July 26th, 1989, is my birthday.  So, the day Kevin Flynn disappeared (and that opening scene of the movie) takes place ON MY BIRTHDAY.
Yeah. That's about as much a connection as there could possibly be.
But enough about me.

How awesome is the TRON: Legacy soundtrack?  I mean, really. Daft Punk has a few of their classic electronic beats in there, but it's mixed in with a ton of orchestral stuff. Awesome.

So the movie ends with Quorra going out into the real world. That's just crazy. I mean, how would she "work" in our world?  If Sam bleeds with human blood while on the Grid, does Quorra bleed pixels while in the real world?  Does Quorra have any special skills in the real world, like how users have special skills in the digital world?

The very last scene of the movie has Quorra in amazement at the beauty of our world.  It's really poignant because, at that point, the audience has been in the digital world for nearly two straight hours.
It's a really unexpected point, but it's made very well: Sure, the digital world is amazing, but how much more amazing is our world?
After seeing Tron: Legacy, I felt like I'd been taught an important lesson. Have you ever spent a few hours playing video games or surfing the net, then taken a look outside and marveled at just how incredibly beautiful the world really is?  Yeah. It felt like that.  Then again, the half-hour drive home from the theater at night was on an empty freeway, with nothing but my car's headlights illuminating the road; it felt very much like I was driving a light runner along the Grid.
Probably helped that I had the movie's soundtrack playing.

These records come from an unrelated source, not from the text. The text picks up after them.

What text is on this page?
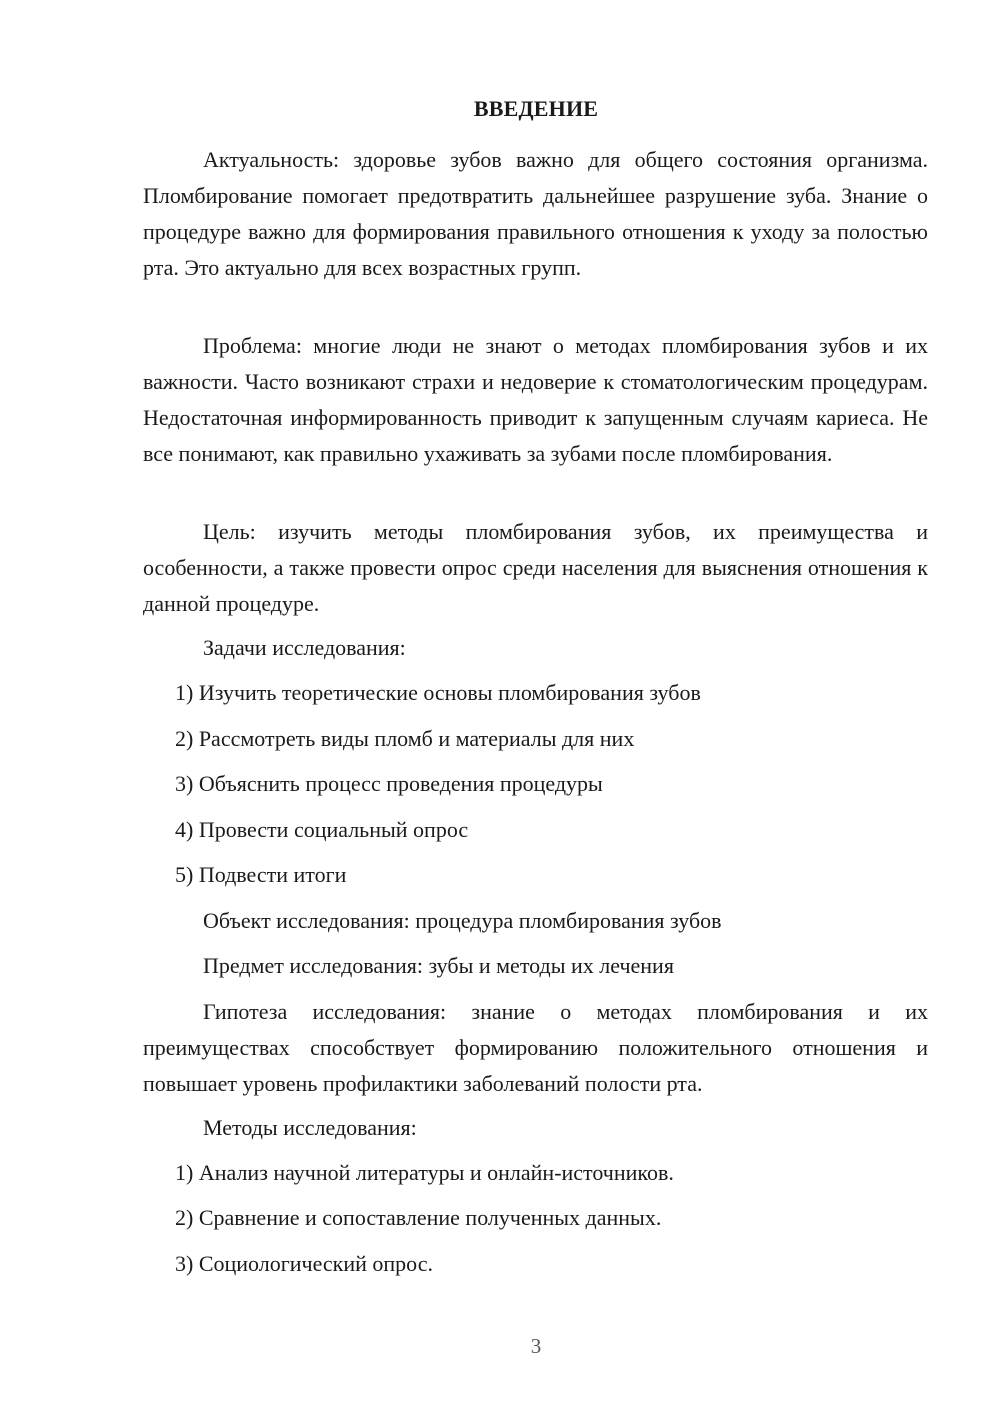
ВВЕДЕНИЕ
Актуальность: здоровье зубов важно для общего состояния организма. Пломбирование помогает предотвратить дальнейшее разрушение зуба. Знание о процедуре важно для формирования правильного отношения к уходу за полостью рта. Это актуально для всех возрастных групп.
Проблема: многие люди не знают о методах пломбирования зубов и их важности. Часто возникают страхи и недоверие к стоматологическим процедурам. Недостаточная информированность приводит к запущенным случаям кариеса. Не все понимают, как правильно ухаживать за зубами после пломбирования.
Цель: изучить методы пломбирования зубов, их преимущества и особенности, а также провести опрос среди населения для выяснения отношения к данной процедуре.
Задачи исследования:
1) Изучить теоретические основы пломбирования зубов
2) Рассмотреть виды пломб и материалы для них
3) Объяснить процесс проведения процедуры
4) Провести социальный опрос
5) Подвести итоги
Объект исследования: процедура пломбирования зубов
Предмет исследования: зубы и методы их лечения
Гипотеза исследования: знание о методах пломбирования и их преимуществах способствует формированию положительного отношения и повышает уровень профилактики заболеваний полости рта.
Методы исследования:
1) Анализ научной литературы и онлайн-источников.
2) Сравнение и сопоставление полученных данных.
3) Социологический опрос.
3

I think that, for geeks—especially computer wizards—TRON represents something special: the idea that the digital world isn't a stiff, meaningless distraction, or a lame replacement for reality, but is rather a somewhat magical place where ideas are crafted as bits and pixels; where pure fantasy becomes one step closer to reality. It's kind of like a refuge for a subculture that goes largely unnoticed or overlooked by most.

A lot of people probably won't—and never will—"get" TRON, or why it's so remarkable. But that's okay. In the end, that's part of what makes it special.